In his testimony, McSlarrow said cable had never taken a position on Barton’s firm deadline to the transition. Earlier in the year, Insight Communications Co. CEO Michael Willner endorsed a hard date in testimony before a House subcommittee. Later, Willner said he was speaking for himself, not the industry.

If Barton’s bill became law with the dual carriage provisions, the impact would not be uniform among cable operators.


McSlarrow did not explain that Comcast Corp. and Time Warner Cable are planning a digital simulcast of all analog services over the next year or two.

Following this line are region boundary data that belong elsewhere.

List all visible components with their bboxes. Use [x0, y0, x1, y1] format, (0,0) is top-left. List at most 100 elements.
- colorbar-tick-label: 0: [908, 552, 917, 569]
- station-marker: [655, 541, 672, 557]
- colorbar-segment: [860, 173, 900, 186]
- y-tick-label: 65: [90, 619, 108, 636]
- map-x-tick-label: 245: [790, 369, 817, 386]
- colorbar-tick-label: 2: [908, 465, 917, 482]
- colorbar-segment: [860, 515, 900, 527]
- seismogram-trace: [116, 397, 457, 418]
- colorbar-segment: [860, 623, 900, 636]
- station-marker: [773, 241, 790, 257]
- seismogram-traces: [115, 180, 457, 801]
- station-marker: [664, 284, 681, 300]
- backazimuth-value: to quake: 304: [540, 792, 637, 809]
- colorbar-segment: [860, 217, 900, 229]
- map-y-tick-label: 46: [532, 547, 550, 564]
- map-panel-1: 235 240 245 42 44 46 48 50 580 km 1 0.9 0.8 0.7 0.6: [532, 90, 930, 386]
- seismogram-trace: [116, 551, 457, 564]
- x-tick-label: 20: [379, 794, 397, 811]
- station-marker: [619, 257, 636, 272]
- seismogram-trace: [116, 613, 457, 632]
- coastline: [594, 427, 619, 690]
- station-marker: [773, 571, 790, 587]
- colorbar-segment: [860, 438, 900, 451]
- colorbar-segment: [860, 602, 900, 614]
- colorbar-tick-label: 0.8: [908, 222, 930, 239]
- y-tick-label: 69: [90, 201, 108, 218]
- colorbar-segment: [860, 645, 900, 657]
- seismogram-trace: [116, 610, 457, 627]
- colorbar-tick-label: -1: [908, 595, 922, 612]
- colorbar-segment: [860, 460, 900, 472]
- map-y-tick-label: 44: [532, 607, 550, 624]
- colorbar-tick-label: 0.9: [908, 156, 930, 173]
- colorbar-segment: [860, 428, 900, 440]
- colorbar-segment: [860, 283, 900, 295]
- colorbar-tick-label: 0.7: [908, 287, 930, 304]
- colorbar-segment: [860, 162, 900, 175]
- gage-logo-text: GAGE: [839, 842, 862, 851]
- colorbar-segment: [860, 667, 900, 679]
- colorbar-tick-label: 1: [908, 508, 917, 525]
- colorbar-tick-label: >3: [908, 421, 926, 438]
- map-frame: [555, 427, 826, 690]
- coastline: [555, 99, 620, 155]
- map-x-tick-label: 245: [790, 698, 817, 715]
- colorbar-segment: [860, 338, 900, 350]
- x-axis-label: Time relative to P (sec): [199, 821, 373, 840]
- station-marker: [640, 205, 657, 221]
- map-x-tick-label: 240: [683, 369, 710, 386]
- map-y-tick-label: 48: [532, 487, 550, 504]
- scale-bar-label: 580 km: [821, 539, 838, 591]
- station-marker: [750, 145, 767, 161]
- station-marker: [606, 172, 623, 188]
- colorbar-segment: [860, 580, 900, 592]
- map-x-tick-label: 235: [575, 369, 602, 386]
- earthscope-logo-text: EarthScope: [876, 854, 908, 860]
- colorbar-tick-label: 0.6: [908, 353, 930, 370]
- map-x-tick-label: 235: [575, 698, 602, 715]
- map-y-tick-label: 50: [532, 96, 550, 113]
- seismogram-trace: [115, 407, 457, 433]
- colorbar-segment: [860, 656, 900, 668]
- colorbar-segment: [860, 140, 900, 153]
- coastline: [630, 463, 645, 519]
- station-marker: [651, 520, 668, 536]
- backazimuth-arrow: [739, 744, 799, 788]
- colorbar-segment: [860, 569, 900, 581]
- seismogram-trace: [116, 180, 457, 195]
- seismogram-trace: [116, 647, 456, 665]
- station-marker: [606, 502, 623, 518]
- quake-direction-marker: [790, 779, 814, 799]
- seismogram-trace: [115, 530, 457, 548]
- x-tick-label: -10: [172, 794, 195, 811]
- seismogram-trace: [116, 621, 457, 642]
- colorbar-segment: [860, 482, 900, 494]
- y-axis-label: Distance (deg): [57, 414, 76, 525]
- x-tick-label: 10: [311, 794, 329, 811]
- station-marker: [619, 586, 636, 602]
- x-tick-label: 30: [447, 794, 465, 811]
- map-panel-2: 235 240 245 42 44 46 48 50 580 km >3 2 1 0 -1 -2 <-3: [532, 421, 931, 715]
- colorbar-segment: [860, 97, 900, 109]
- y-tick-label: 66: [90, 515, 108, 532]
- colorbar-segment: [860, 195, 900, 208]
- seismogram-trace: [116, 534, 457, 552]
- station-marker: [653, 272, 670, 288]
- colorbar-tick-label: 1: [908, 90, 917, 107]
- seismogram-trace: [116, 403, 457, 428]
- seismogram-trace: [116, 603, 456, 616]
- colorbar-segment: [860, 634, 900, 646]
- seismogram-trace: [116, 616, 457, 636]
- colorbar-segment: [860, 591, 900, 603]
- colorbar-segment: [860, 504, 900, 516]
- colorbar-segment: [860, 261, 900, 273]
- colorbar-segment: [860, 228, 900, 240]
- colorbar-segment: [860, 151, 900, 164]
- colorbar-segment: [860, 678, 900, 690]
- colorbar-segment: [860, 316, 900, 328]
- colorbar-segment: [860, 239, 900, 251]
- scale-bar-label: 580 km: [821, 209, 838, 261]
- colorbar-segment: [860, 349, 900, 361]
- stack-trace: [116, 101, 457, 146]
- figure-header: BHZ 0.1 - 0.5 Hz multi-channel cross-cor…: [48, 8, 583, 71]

It would seem unlikely that the two MSOs would have a capacity problem with dual carriage if voluntary dual carriage is their publicly announced business plan. After buying Adelphia Communications Corp., Comcast and Time Warner will control about 60% of all cable subscribers.

Barton’s bill could give cable leverage over commercial must carry stations. McSlarrow did not mention that cable operators could skirt the “downconvert one, downconvert all” restriction by convincing would-be must-carry stations that if they want analog carriage, the price is electing retransmission consent.

Cable has another option to avoid dual carriage: supply customers with digital boxes. Asked by Barton for cable’s reaction to such a box-deployment mandate, McSlarrow said, “Not positive.”